MHI-MME Confirmed the Completion of Shop Trial of a Main Engine Equipped with the World’s Largest Turbocharger (MET90MB)
Mitsubishi Heavy Industries Marine Machinery & Equipment Co., Ltd. confirmed, in July this year, the completion of shop trial of a main engine equipped with its MET90MB Turbocharger (“MET90MB”), the world’s largest turbocharger is achieving its assumed performance.
The MET90MB that underwent the shop trial was the first unit, which was delivered from our plant in January this year. Twenty-two MET90MB have been ordered for installation on the main engines of twenty-two 15,000TEU container ships, including 10 containerships of the same series. Sequential turbocharging1, which combines the use of two installed turbochargers (one MET90MB unit and one MET60MB unit in this case), was adopted for the main engine (MAN ES/8G95ME C10.5 EGRBP) used in this shop trial.

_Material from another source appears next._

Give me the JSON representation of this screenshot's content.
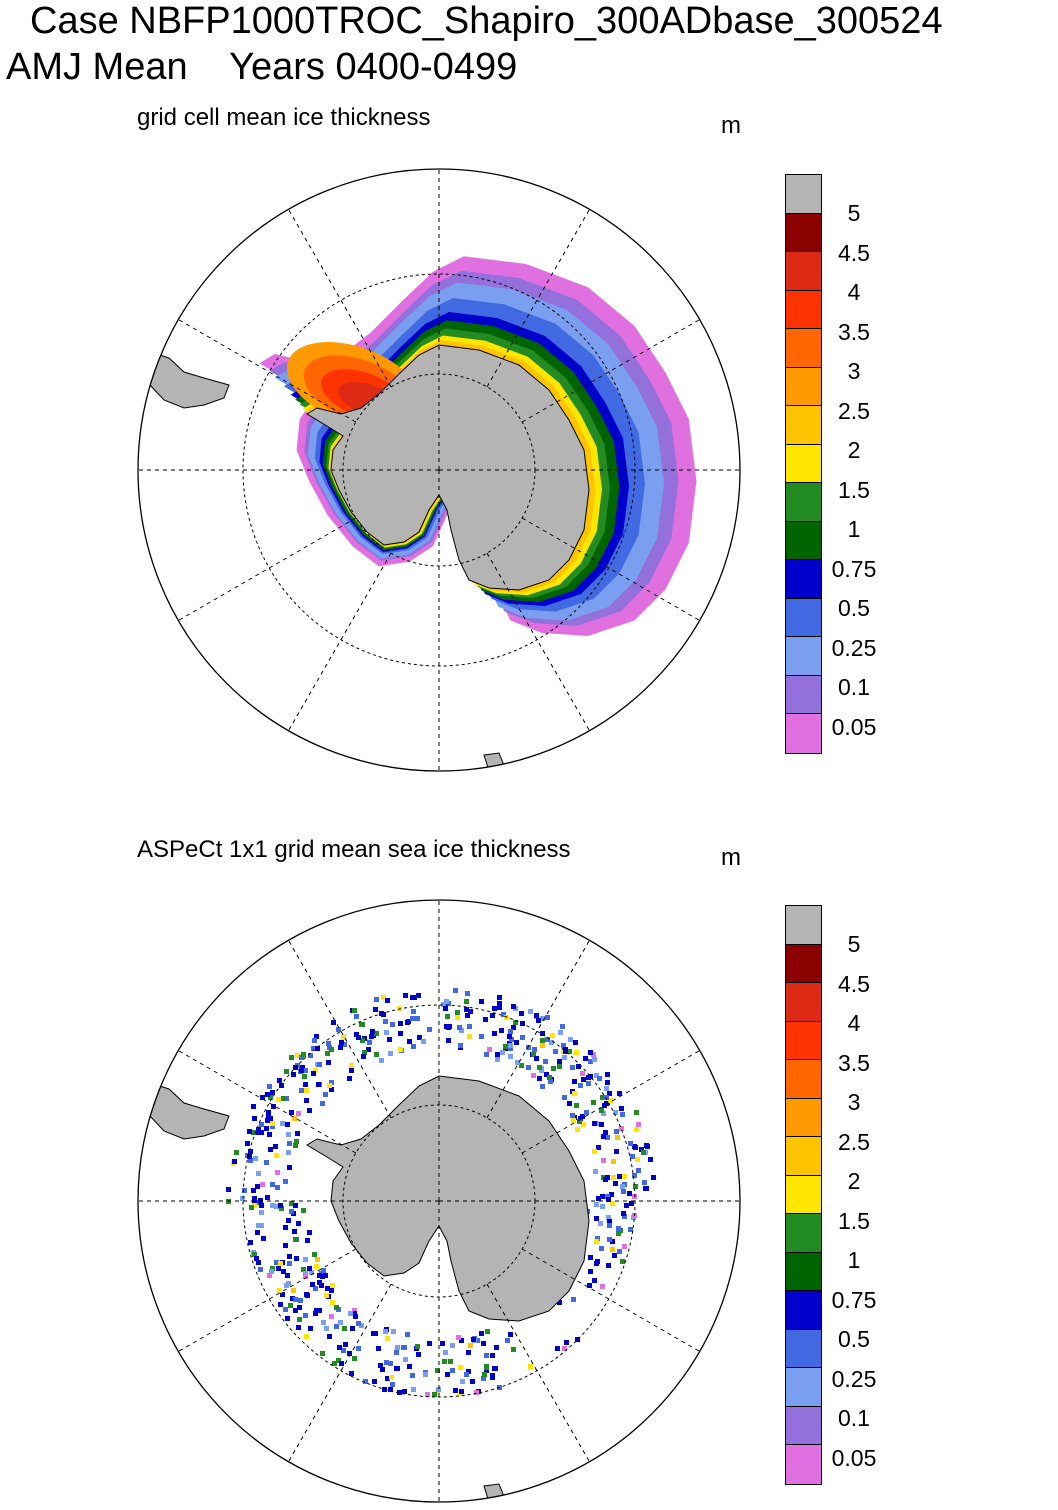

Adopting use of the MET90MB, a large turbocharger, makes it possible to reduce the number of turbochargers needed, from three units in the past to two units, enabling both a high degree of efficiency and lower maintenance costs.
MET turbochargers have already achieved the global top share in terms of the number of turbochargers installed on the main engines of mega containerships (11,000 TEU or greater). To deal with the growth in engine output resulting from the increasing size of containerships, we made the decision to include the MET90MB in its MET-MB series lineup.
As a designer and manufacturer of turbochargers, we will continue engaging in activities to enable customers to select the best option that meets their needs.
1 Sequential turbocharging:
A set up that enables efficient turbocharging by installing more than one turbocharger on an engine and concentrating the exhaust gas to one of the turbochargers at lower engine speeds to obtain turbocharging when the amount of exhaust gas is small. When there is a large amount of exhaust gas, the gas is directed to either both turbochargers and/or to the larger turbocharger for efficient turbocharging at a broader range of engine speeds.